Second, it looks like much of the predicted mean is dependent only on i. That is, it is constant for each value of i.

Note how if we drop backward_time * alpha03 then we get a value that we can calculate only once for each value of i.

So, rather than calculate that potentially T times, we can just calculate it once.

You might also consider restructuring your data, since you are filtering by mask.

Rather than use a matrix, where the rows correspond to 1:N and the columns correspond to 1:T, you can use a vector and use arrays of integers to indicate the specific values of i and t.

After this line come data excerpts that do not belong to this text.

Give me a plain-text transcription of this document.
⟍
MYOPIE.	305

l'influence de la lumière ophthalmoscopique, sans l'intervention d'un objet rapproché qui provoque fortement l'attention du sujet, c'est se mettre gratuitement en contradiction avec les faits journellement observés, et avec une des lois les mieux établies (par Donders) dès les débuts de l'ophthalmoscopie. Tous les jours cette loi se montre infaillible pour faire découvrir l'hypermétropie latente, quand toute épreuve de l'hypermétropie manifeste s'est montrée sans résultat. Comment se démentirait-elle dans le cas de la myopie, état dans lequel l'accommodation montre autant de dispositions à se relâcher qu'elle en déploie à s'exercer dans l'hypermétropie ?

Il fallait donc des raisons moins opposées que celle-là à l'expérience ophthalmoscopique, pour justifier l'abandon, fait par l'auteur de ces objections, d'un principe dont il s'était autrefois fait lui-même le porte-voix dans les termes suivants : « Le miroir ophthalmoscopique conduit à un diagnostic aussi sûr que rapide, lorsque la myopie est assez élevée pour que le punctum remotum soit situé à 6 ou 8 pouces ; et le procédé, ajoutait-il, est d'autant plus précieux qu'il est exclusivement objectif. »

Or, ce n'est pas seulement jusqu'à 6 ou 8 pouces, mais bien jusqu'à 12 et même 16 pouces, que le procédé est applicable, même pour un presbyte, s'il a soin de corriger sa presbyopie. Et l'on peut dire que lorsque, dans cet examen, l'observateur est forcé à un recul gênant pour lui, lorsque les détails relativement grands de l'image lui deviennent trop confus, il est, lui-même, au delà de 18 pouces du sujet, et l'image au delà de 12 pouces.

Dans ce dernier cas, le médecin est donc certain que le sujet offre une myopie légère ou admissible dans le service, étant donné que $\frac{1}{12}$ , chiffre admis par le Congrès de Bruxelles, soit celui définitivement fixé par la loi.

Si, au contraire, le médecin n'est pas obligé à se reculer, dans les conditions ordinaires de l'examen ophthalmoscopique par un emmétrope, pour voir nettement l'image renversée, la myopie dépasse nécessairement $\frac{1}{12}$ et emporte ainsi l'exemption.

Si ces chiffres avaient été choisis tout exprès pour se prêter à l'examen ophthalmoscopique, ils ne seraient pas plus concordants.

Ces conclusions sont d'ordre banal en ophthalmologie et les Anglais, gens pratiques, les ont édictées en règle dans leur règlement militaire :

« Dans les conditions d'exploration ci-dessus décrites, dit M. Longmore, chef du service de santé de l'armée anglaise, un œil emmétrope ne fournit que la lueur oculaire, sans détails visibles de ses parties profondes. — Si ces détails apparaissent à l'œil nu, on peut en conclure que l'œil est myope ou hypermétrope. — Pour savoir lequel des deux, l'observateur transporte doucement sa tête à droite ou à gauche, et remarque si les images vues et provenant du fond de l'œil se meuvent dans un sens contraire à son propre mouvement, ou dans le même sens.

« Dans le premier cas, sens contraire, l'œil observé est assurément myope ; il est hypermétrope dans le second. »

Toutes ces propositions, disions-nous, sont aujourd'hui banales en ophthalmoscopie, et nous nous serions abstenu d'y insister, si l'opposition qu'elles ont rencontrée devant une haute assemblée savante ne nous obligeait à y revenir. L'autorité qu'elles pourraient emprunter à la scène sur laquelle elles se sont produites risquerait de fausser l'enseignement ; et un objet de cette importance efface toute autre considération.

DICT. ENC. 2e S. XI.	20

Putting it all together, you get something like this. Note that this isn’t meant to run on its own, but should illustrate the idea.

data{
int N;
int T;
int<lower = N, upper = N*T> NT; // Number of observed elements
int K; // Number of clusters
array[N] int<lower = 1, upper = K> Z; // Cluster
vector[N] X1;
vector[N] X2;
vector[N] death_time;
vector[N] treatment;
vector[NT] Y;
array[NT] int<lower = 1, upper = N> I
array[NT] int<lower = 1, upper = T> J;
vector[T] time_points;
}
parameters{
real alpha00;
real alpha01;
real alpha02;
real alpha03;
real alpha04;
vector[N] b_i;
vector[K] u_i;
real<lower = 0> sigma_e;
}
transformed parameters{
vector[N] alpha_i = alpha00 + X1 * alpha01 + X2 * alpha02 + treatment * beta04 + b_i + u_i[Z];
vector[NT] backward_time = (death_time[I] - time_points[J]) * beta03;
}
model{
Y ~ normal(alpha_i[I] + backward_time, sigma_e);
}

Thank you for your reply! If the death_time is dependent on the parameters, e.g. generated using inverse CDF. Can I still move the form to transformed parameters section?